In applying the facts of the case to this rule, the Court agreed with the employer that the speech proffered by the employee was not protected. The speech was “part and parcel of his concerns about his ability to properly execute his duties.” 

The court declined to address whether the state constitution afforded the employee any additional protections because even under the “pre-Garcetti standards,” his speech would not have been protected.

“Applying these principles to the facts of the present case, it is readily apparent that the plaintiff’s speech in its entirety was extraordinarily disruptive to his employment with the defendant and, therefore, not constitutionally protected under the Pickering balancing test— regardless of whether Garcetti applies. First, all of the speech at issue took place in the work environment, rather than on the plaintiff’s own time. Second, the speech greatly interfered with the plaintiff’s job performance, as he acknowledges that, although he had been directed to sign out urine cases using the new diagnostic language, he refused to do so because of his concerns regarding the safety and reliability of the new test, performing only prostate biopsy tests and those few urine tests that could be done without the new language.”

Quite simply, the court said, it was insubordination. “[B]ecause the plaintiff’s speech in opposition to the defendant’s new diagnostic codes was accompanied by his refusal to use those codes, it was insubordinate in nature, removing it from the ambit of constitutional protection.”

There were two concurrences in this case.
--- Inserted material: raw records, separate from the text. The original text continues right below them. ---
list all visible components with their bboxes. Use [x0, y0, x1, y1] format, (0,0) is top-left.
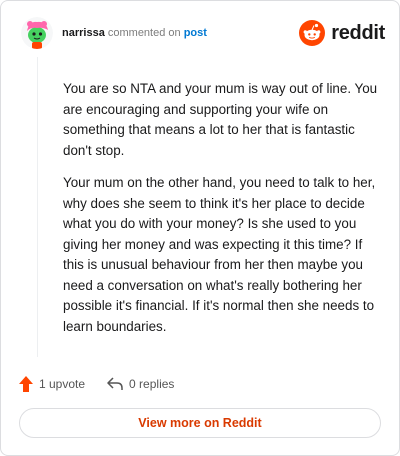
post-link[interactable]: post	[184, 27, 207, 39]
upvote-count: 1 upvote	[39, 377, 86, 391]
upvote-button[interactable]: 1 upvote	[19, 376, 85, 392]
view-more-button[interactable]: View more on Reddit	[19, 408, 381, 438]
comment-header: narrissa commented on post reddit	[19, 15, 385, 51]
embed-card: narrissa commented on post reddit You ar…	[0, 0, 400, 456]
reddit-logo[interactable]: reddit	[299, 19, 385, 47]
comment-paragraph-1: You are so NTA and your mum is way out o…	[63, 81, 378, 158]
comment-body: You are so NTA and your mum is way out o…	[63, 79, 381, 349]
reddit-wordmark: reddit	[331, 21, 385, 44]
reddit-alien-icon	[299, 20, 326, 46]
upvote-arrow-icon	[19, 376, 33, 392]
replies-button[interactable]: 0 replies	[107, 377, 174, 391]
reply-arrow-icon	[107, 377, 123, 390]
username-link[interactable]: narrissa	[62, 27, 105, 39]
comment-paragraph-2: Your mum on the other hand, you need to …	[63, 175, 376, 334]
thread-line	[37, 57, 38, 357]
comment-actions: 1 upvote 0 replies	[19, 375, 196, 393]
replies-count: 0 replies	[129, 377, 175, 391]
comment-meta: narrissa commented on post	[62, 26, 207, 40]
user-avatar-icon[interactable]	[21, 17, 53, 49]
action-text: commented on	[107, 27, 181, 39]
Justice Palmer wrote a concurrence noting that he would have considered whether the state constitution protected the speech, but generally agreed with the result.

Justice Zarella wrote a notable concurrence that may serve to be the basis of future arguments by employers. He suggested that he would overturn prior caselaw and conclude that Conn. Gen. Stat. 31-51q was inapplicable to any speech made by a private sector employee in a private workplace.  It certainly seems an invitation to employers to raise the issue in the future, though notably, no other justice joined him in that concurrence.

On a personal note, kudos to associate Cara Ceraso and all the people at my firm, Pullman & Comley, LLC, for their assistance in achieving this result for the client. An additional public thanks to my co-counsel at Jones Day, Greg Castinias and Lee DeJulius for their extraordinary work as well.